Comfort zones are overrated: Phone home

I remember it well: it was May 2012 and I had finally managed to scrape some money together to get myself my first smartphone (I have to add though that my main reason to get a smart phone was that I needed a new phone anyway as I had accidentally tossed me cell phone in the laundry machine). Smartphones seemed very handy to me, but I also felt people got really focused on their phones suddenly, like hormonal mothers birds nurturing a nest of chicks, until they are old enough to dispose of and when springs come they get a new one. I wasn’t eager to let myself get sucked into that; I was happy calling and texting (while all my friends were complaining I was the only reason they still needed to keep texting included in their phone plan).
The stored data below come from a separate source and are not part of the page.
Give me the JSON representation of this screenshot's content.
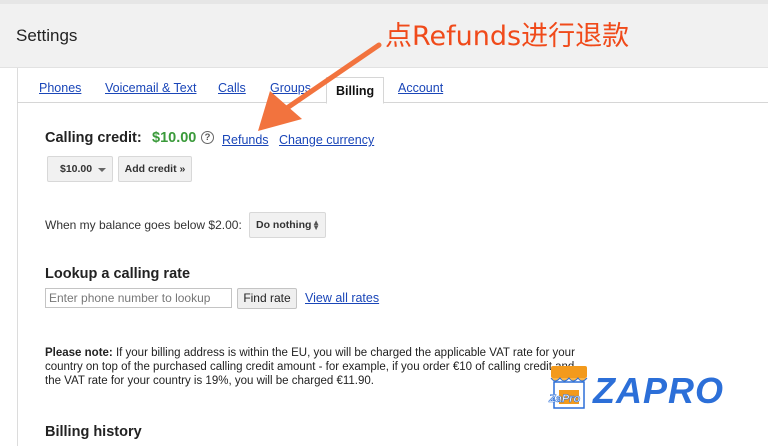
{
  "header": {
    "title": "Settings"
  },
  "annotation": {
    "text": "点Refunds进行退款",
    "color": "#f04a1a"
  },
  "tabs": [
    {
      "label": "Phones",
      "active": false
    },
    {
      "label": "Voicemail & Text",
      "active": false
    },
    {
      "label": "Calls",
      "active": false
    },
    {
      "label": "Groups",
      "active": false
    },
    {
      "label": "Billing",
      "active": true
    },
    {
      "label": "Account",
      "active": false
    }
  ],
  "billing": {
    "credit_label": "Calling credit:",
    "credit_value": "$10.00",
    "help_icon": "help-circle-icon",
    "refunds_link": "Refunds",
    "change_currency_link": "Change currency",
    "amount_select": "$10.00",
    "add_credit_button": "Add credit »",
    "balance_text": "When my balance goes below $2.00:",
    "balance_action": "Do nothing"
  },
  "lookup": {
    "title": "Lookup a calling rate",
    "placeholder": "Enter phone number to lookup",
    "find_button": "Find rate",
    "view_all_link": "View all rates"
  },
  "note": {
    "label": "Please note:",
    "text": "If your billing address is within the EU, you will be charged the applicable VAT rate for your country on top of the purchased calling credit amount - for example, if you order €10 of calling credit and the VAT rate for your country is 19%, you will be charged €11.90."
  },
  "billing_history": {
    "title": "Billing history"
  },
  "watermark": {
    "main": "ZAPRO",
    "sub": "ZaPro"
  },
  "colors": {
    "link": "#1a46b8",
    "credit": "#3a9a3a",
    "accent": "#f04a1a",
    "brand": "#2c6fd8"
  }
}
Getting my very own second hand, nearly 2-year old smartphone was as big as an investment I was willing to make.

A phone as it should be!
A phone as it should be!

And luckily for me I did not become overly involved with my phone, because not too long ago I was at the airport rushing to catch a flight, when a friendly smiling staff member put a plastic bag in my hands accompanied by the instruction: “For your small electronic devices”. Naturally I immediately thought of my phone (or rather, thought of what is left of it after having fallen so many times). But no matter where I looked, I couldn’t find it. “Eer.. mom..? I think I left my phone at home…”

I’ve always been scatter-minded and I was never very good at travelling; in the past five years I missed two flights, forgot to bring underwear when I would be gone for two months, and have attempted (accidentally) to bring illegal items on board in my carry-on (such as scissors, a knife, toothpaste and a liter and a half of water). So the fact that I had forgotten something was totally within my comfort zone. As a matter of fact: when nothing goes wrong I get a bit queasy (because I am convinced I just haven’t found out yet what I’ve done wrong).

Airport security
Airport security

But despite this natural resistance to smartphone dependency and anticipating my chaotic nature, I’ve always claimed there’s three things in everyday life I need to feel independent and free: a bit of cash in my wallet, my phone, and my bicycle. And here I was: in L.A. with only Euro’s, no phone, and nowhere near having a bicycle!

Honoustly, I think I could’ve dealt with not having a phone for a week, but when my friend (who’d meet me there) heard about my little mistake he simply grabbed his spare one and lend it out to me, which was great! The worst parts of it were not being able to take pictures (holidays and no pictures? Boohoo!) and having to ask people what time it is, because seriously, people look at you as if you just asked them to explain Einstein’s view on the relativity of time and space!